La iniciativa se enmarca en el Programa de Memoria y Derechos Humanos a cargo de la Secretaría de Fortalecimiento Institucional y Políticas de Derechos Humanos que busca, entre otras acciones, aportar a los procesos de construcción de memoria, verdad y justicia a través del reconocimiento a estudiantes desaparecidos, familiares, organismos de derechos humanos.


Emilce es la mamá de Olga Noemí Casado Flores, estudiante de la carrera de Auxiliar de Enfermería de la Facultad en el año 1974, desaparecida por la represión ilegal de la dictadura en el año 1977 a sus 19 años. Al momento de su desaparición se encontraba embarazada de su hija Silvia Alejandra.
A partir de la desaparición de su hija Olga, Emilce comenzó su búsqueda, recorriendo comisarías, ministerios, juzgados, presentando Hábeas Corpus, y participando en marchas junto a otras madres en la misma situación. Participó también en Familiares de Detenidos Desaparecidos, fue parte luego de Madres de Plaza de Mayo Línea Fundadora y, a partir de tomar conocimiento de la existencia de su nieta, forma parte de Abuelas de Plaza de Mayo.
A los 50 años de la dictadura militar, en diálogo con Bacap, Emilce reconstruyó la historia de su hija y contó que durante años no supo que su hija había estado embarazada. La noticia llegó mucho después de la desaparición de Olga, en una fecha que todavía recuerda con precisión: “Era el 19 de agosto, el cumpleaños de Sandro”. Ese día la llamaron desde Abuelas de Plaza de Mayo para informarle que los estudios genéticos habían confirmado algo inesperado: Olga había tenido una hija.“Yo nunca imaginé que hubiera estado embarazada”, dice.
La joven había nacido entre enero y febrero de 1978 en el centro clandestino La Cacha, cerca de La Plata. Había sido apropiada y su nombre era Silvia Alejandra. Es también gracias a la lucha y a la búsqueda de Memoria, Verdad y Justicia que en el año 2012 el EEAF pudo identificar a los restos de Olga Noemí y regresarlos a su familia.
“Yo encontré lo que buscaba, encontré mi nieta, encontré los restos de mi hija y también Etchecolatz fue preso y murió en la cárcel cumpliendo su condena, pero otras no encontraron nada” dijo Emilce durante el homenaje, recordando a sus amigas y compañeras de lucha y haciendo permanente su pedido de justicia.

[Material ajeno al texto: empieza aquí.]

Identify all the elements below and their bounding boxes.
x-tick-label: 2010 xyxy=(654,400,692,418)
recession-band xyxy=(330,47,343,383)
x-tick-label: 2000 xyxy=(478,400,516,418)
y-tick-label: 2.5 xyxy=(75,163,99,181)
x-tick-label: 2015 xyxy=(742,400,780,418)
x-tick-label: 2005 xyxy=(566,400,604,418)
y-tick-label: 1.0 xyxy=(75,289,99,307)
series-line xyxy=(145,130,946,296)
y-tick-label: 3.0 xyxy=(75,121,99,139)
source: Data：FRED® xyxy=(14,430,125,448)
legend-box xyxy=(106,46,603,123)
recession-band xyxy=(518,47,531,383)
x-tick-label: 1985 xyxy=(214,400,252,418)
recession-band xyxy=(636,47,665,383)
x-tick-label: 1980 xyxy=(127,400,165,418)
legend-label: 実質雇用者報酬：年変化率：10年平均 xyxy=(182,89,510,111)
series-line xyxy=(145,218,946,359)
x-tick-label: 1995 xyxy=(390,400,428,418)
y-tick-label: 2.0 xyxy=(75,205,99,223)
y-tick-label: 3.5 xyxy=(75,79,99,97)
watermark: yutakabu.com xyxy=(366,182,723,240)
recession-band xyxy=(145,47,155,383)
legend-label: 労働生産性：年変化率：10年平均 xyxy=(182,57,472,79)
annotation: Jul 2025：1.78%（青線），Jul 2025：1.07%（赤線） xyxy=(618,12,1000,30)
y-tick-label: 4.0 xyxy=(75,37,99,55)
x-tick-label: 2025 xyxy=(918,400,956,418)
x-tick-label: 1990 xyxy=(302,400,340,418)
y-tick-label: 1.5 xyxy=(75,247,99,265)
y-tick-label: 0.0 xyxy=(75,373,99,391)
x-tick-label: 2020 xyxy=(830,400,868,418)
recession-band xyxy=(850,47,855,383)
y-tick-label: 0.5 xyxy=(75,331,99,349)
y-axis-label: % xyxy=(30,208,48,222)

“La dictadura nos atravesó y nos atraviesa en lo más profundo de nuestra identidad, particularmente a quienes la padecieron en sus cuerpos, sus familias, en sus proyectos de vida… pero es gracias a la lucha de las madres y abuelas que también las generaciones que nacimos en democracia podemos construir junto a ellas memoria colectiva. Hoy tenemos nuevamente en el poder a gente que formó parte de ese plan siniestro de saqueo y pobreza contra el que lucharon nuestrxs compañerxs desaparecidos. Ante esto, las Madres y Abuelas siguen siendo un faro en la responsabilidad colectiva e institucional que tenemos hacia un verdadero y efectivo NUNCA MÁS” mencionó Sofía Ardusso, Secretaria de Fortalecimiento institucional y Derechos Humanos de la Facultad.
En el cierre del acto se hizo entrega de un cuadro del mural homenaje realizado por los artistas Julian Roura y Macarena Kazmierczak e intervenido por el bordado de Andrea Gonzalez Soto.